Night Birds - Mutiny at Muscle Beach (Cover Artwork)
Staff Pick

Night Birds

Mutiny at Muscle Beach (2015)

Fat Wreck Chords


For a band that sounds most at home in a dingy basement or seedy club, Night Birds sure have made a name for themselves. After a couple of 7-inches and two highly regarded LPs on Grave Mistake, the band has hit the big time and teamed up with the illustrious Fat Wreck Chords for their new album, Mutiny at Muscle Beach. So how has small-scale punk rock stardom changed the band? Well, it hasn't. Night Birds still deliver the same surf-influenced manic hardcore punk they always have, and as usual, the execution is pretty much flawless.

Since one of Fat's hallmarks is polished production, it's worth addressing that first. The sound of Mutiny at Muscle Beach doesn't really differ from previous Night Birds releases. It's still recorded to tape, and perhaps there's a little bit more polish than in the past. Paradoxically, the polish actually amps up the rawness of the band's sound. That may not make sense when you read it, but it does when you hear it. For those concerned that the "Fat sound" would wash away the sonic elements that make Night Birds stand out, don't be.

The album opens with the frantic "(I'm) Wired," which is a declarative that describes the band not just on this song, but throughout the album. It's a little bit cliche to say the album replicates the live experience, but it's accurate in this case. If you've caught Night Birds live and seen frontman Brian Gorsegner tossing himself around the stage, Mutiny at Muscle Beach sounds like that looks. So much is made of bands struggling to capture the energy of their live shows in their recorded output, and yet this band has consistently done that, and does so again here.

While the band generally sticks to their usual subject matter, with lyrics projecting a general disdain for humanity's current state, they do branch out into somewhat more diverse areas. "Blank Eyes" channels the helplessness of Gorsegner and his family's struggle with his wife's post-partum depression, while "Left in the Middle" is perhaps the band's most overtly political track yet, touching on the polarized state of the American electorate. And it wouldn't be a Night Birds record without a surf-tinged instrumental, and "Miskatonic Stomp" is a particularly moody entry in that category.

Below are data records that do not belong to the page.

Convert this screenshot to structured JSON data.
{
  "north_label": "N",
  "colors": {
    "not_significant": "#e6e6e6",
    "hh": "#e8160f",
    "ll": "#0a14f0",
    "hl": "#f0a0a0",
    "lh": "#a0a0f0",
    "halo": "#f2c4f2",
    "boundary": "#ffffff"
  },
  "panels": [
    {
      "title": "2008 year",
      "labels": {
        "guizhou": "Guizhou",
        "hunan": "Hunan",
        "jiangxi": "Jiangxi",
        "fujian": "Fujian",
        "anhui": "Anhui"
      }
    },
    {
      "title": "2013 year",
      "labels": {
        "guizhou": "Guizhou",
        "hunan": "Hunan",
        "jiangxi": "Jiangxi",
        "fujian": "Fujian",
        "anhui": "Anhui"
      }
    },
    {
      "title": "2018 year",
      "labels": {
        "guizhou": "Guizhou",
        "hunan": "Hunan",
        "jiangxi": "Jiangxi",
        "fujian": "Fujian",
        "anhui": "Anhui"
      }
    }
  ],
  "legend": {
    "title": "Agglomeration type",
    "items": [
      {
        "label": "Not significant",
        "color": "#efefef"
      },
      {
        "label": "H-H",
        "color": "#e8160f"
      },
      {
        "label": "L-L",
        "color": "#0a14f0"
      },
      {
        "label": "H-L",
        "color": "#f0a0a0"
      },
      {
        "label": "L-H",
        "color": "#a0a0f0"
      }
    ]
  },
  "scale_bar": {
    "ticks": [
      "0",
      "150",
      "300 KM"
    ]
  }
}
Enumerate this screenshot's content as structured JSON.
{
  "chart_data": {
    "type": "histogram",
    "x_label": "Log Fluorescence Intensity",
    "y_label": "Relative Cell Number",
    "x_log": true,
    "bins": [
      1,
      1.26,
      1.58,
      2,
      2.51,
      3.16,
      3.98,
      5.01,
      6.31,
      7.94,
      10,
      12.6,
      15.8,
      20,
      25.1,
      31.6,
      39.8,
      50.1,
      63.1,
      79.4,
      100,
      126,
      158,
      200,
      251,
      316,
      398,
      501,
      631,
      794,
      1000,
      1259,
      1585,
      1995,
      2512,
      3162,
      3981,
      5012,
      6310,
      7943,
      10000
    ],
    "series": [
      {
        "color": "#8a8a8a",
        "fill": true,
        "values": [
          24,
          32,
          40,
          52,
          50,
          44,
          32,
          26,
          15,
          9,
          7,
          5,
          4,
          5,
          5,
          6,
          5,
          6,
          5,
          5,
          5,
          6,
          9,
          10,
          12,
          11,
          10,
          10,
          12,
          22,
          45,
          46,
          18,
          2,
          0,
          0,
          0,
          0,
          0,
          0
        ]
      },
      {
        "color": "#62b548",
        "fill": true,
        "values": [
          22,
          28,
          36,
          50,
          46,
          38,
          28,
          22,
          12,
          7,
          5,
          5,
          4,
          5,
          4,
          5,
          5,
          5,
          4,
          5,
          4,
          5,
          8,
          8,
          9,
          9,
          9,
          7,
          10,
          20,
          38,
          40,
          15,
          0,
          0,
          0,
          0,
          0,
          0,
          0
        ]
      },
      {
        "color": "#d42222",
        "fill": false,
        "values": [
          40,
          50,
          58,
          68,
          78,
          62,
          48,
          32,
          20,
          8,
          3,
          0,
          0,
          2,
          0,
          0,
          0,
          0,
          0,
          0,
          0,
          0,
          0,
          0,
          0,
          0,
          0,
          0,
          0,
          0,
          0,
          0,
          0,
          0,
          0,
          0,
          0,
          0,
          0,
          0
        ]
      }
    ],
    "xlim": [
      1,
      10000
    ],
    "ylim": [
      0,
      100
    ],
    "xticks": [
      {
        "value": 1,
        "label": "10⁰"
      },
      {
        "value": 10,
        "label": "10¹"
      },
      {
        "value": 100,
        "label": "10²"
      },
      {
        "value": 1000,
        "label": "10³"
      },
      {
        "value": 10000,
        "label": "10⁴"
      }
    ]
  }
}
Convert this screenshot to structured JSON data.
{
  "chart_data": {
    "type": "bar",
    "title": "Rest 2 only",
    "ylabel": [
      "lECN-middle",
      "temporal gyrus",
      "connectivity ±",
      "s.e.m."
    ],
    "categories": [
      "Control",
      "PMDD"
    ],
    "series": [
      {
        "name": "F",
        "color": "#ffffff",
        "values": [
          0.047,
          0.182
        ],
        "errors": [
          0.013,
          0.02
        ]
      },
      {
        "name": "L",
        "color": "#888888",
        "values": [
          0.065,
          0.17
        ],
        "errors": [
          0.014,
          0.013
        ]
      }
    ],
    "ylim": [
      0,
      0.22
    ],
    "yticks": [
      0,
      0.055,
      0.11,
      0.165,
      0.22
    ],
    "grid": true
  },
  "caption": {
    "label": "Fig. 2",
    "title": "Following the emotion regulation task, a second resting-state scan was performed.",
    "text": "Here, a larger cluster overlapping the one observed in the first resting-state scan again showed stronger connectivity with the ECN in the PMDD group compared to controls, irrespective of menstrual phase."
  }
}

Both musically and lyrically, Mutiny at Muscle Beach finds Night Birds at their absolute peak. The words are as clever and angry as ever, P.J. Russo's riffs careen and crunch and the rythym section, including bassist Joe Keller and new drummer Darick Sater, deftly control the musical chaos. With about two months left in 2015, someone's going to have to do something special to supplant Mutiny at Muscle Beach as the best record of the year.